Is it possible in latest Python's C API to anyhow use all CPU cores?
Because of GIL Python can use only one CPU core at a time, thus performance is low on multi-core machine.
But C API has not-well-documented possibility to have several Interpreters within one C++ program.
Is it possible anyhow by incorporating several interpreters, even one interpreter per each C++ thread, to have separate GIL within each thread/interpreter and thus allow to run every C++ thread using a separate core hence using all 100% CPU performance?
It is said in docs that there is only one single GIL within one program, if I understand correctly, so different interpreters created by Py_NewInterpreter() share same GIL, and all of them can't have separate GIL. It means if I acquire GIL then all other interpreters will be blocked. Maybe I'm wrongly interpreting docs though...
The task is such that inside C++ program in each separate thread I want to execute PyRun_String(...), all threads will not share anything. Each such PyRun_String() is allowed to be run in a separate Interpreter if it will help.
Because all C++ threads don't share anything (hence don't share PyObject * instances) maybe it is possible not to acquire GIL at all? I don't know if global state (global variables) of Python C API need GIL protection or not? Maybe only PyObject * instance need to be protected, hence if C++ threads don't share PyObject* then maybe GIL is not needed to be acquired, does anybody know this?
Of cause I know that it is possible to spawn several processes running this C++ program. But right now I want to understand if task (using all 100% CPU cores) is solvable within one single C++ process.

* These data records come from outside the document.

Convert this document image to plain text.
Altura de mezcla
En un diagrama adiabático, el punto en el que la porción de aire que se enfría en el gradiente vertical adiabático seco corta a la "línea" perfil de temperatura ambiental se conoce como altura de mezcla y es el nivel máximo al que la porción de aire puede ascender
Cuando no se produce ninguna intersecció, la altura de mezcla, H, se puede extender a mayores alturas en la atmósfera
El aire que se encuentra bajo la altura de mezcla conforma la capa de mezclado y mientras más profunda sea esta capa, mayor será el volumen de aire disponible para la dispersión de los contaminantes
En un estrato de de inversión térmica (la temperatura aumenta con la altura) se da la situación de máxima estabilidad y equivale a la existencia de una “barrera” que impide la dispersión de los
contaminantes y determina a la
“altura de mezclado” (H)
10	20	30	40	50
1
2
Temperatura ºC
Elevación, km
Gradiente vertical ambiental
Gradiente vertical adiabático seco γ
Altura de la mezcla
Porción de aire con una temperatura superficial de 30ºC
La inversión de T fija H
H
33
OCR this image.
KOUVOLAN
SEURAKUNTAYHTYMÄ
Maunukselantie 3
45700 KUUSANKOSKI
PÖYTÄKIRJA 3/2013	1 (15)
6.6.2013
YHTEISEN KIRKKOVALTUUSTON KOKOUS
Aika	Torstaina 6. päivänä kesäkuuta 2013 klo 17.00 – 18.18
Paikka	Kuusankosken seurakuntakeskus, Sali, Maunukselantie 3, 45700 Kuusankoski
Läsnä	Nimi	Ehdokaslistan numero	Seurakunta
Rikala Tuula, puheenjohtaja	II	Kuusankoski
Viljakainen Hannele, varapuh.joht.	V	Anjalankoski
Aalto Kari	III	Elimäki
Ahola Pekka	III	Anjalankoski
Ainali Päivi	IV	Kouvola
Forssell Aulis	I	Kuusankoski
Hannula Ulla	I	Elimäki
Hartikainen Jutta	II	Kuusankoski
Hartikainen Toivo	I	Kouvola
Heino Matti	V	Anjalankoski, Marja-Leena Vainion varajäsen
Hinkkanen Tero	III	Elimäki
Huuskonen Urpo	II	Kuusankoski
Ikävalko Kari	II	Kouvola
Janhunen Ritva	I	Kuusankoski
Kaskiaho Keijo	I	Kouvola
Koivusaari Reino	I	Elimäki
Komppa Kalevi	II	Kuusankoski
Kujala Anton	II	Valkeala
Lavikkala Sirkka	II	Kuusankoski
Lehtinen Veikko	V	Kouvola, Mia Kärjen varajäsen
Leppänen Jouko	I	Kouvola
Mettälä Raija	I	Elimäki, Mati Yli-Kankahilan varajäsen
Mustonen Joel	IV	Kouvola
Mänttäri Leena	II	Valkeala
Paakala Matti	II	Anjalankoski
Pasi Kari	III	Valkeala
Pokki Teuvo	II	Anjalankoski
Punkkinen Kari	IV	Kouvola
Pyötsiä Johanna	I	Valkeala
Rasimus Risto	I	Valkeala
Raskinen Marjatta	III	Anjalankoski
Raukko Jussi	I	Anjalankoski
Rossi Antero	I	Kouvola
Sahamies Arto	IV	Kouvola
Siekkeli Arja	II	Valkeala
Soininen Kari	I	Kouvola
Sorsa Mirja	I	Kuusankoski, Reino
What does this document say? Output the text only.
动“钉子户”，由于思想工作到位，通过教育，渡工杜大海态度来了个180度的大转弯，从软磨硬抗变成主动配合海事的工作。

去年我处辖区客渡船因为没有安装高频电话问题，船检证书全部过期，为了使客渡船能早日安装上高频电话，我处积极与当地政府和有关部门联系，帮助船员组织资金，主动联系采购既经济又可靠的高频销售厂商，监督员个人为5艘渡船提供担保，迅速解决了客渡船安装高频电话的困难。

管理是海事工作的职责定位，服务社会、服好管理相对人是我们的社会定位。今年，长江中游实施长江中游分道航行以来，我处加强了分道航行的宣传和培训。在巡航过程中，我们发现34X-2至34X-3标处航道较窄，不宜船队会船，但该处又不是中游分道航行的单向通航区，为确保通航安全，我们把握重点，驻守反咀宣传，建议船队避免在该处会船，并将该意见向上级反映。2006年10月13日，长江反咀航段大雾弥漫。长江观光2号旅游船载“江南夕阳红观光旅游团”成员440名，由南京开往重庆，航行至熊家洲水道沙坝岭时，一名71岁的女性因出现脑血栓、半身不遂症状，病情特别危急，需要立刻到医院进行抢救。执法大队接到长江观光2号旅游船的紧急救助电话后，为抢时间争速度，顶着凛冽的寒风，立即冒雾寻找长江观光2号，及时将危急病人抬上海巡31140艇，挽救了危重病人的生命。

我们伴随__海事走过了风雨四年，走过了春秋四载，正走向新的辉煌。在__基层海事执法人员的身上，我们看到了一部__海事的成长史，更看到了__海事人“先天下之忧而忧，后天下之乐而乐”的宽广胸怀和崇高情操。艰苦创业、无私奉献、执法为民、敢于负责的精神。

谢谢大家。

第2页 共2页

I was also thinking that it maybe possible through next solution: Python C API is linked via python39.lib
, it has some global C variables, these global variables hold state of C Interpreter. Maybe it is possible somehow to link library in such a way that all global variables go into some relocatable region, so that later in each C++ thread I create separate memory region with global variable. Thus every thread will have its copy of global variables, resulting in having totally separated Interpreter state in each thread. But I don't know about any way to make global variables relocatable for single given .lib
file, do you know of any ways to do that?